Open-Assistant
Open-Assistant copied to clipboard
Add RankGen Classification
add a demo for RankGen Classification as proposed in: https://github.com/LAION-AI/Open-Assistant/issues/382#issue-1519347873
Doesn't use https://github.com/anthropics/hh-rlhf just yet.
This looks great!
@SummerSigh interesting take! I know it's just a proof of concept idea, but could you change the notebook directory to harmful-filtering / negative-question-filtering ?
Here's another suggestion change:
my concern was how accurate or precise this filtering method? Can you do a simple train-test split and evaluate it? ( in this scenario you probably just use the train split for generating the reference embedding )
Sure! I'll add a test set to the dataset! My one concern for changing the name of the directory is that it seems that there is already another attempt at data cleaning using at detoxify-evaluation. If we do establish one method or the other as the main one we are going to use, we can then change the name of the folder. Also, in the next version of this POC, I will use the hh-RLHF dataset which I can also do evaluation on.

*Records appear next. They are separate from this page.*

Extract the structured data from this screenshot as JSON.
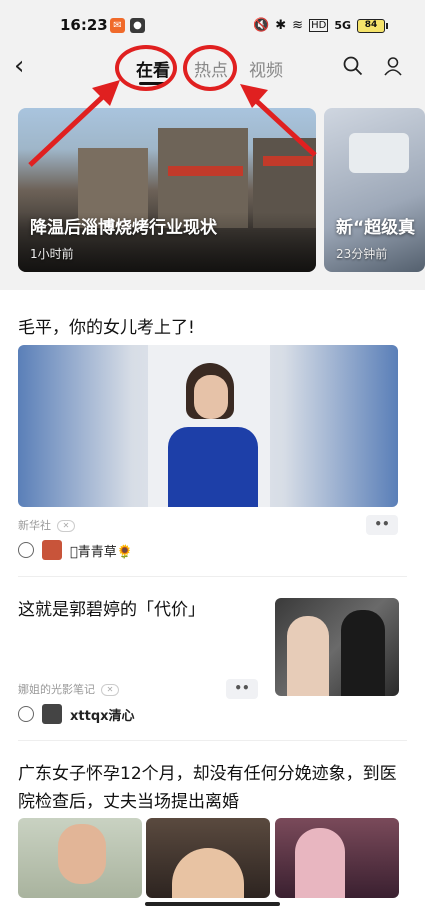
{
  "status": {
    "time": "16:23",
    "battery": "84",
    "signal": "5G"
  },
  "nav": {
    "tabs": [
      {
        "label": "在看",
        "active": true
      },
      {
        "label": "热点",
        "active": false
      },
      {
        "label": "视频",
        "active": false
      }
    ]
  },
  "hero": [
    {
      "title": "降温后淄博烧烤行业现状",
      "time": "1小时前"
    },
    {
      "title": "新“超级真",
      "time": "23分钟前"
    }
  ],
  "feed": [
    {
      "title": "毛平，你的女儿考上了!",
      "source": "新华社",
      "user": "\u0000青青草🌻"
    },
    {
      "title": "这就是郭碧婷的「代价」",
      "source": "娜姐的光影笔记",
      "user": "xttqx清心"
    },
    {
      "title": "广东女子怀孕12个月，却没有任何分娩迹象，到医院检查后，丈夫当场提出离婚"
    }
  ],
  "colors": {
    "accent": "#e02020",
    "bg": "#f2f2f2"
  }
}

thank you very much! could you run pre-commit run --all-files to make the linters happy?
@yk It seems pre-commit (on github actions) continues to fail without any discernable error. I think this is because it's a notebook and something weird is going on. I can't run it locally due to computer issues.
black-jupyter (part of pre-commit) also formats notebooks. I've run it for you, can you apply the attached patch? pr385-pre-commit.patch
:x: pre-commit failed.
Please run pre-commit run --all-files locally and commit the changes.
Find more information in the repository's CONTRIBUTING.md
Closing Pull due to large updates in the safety pipeline.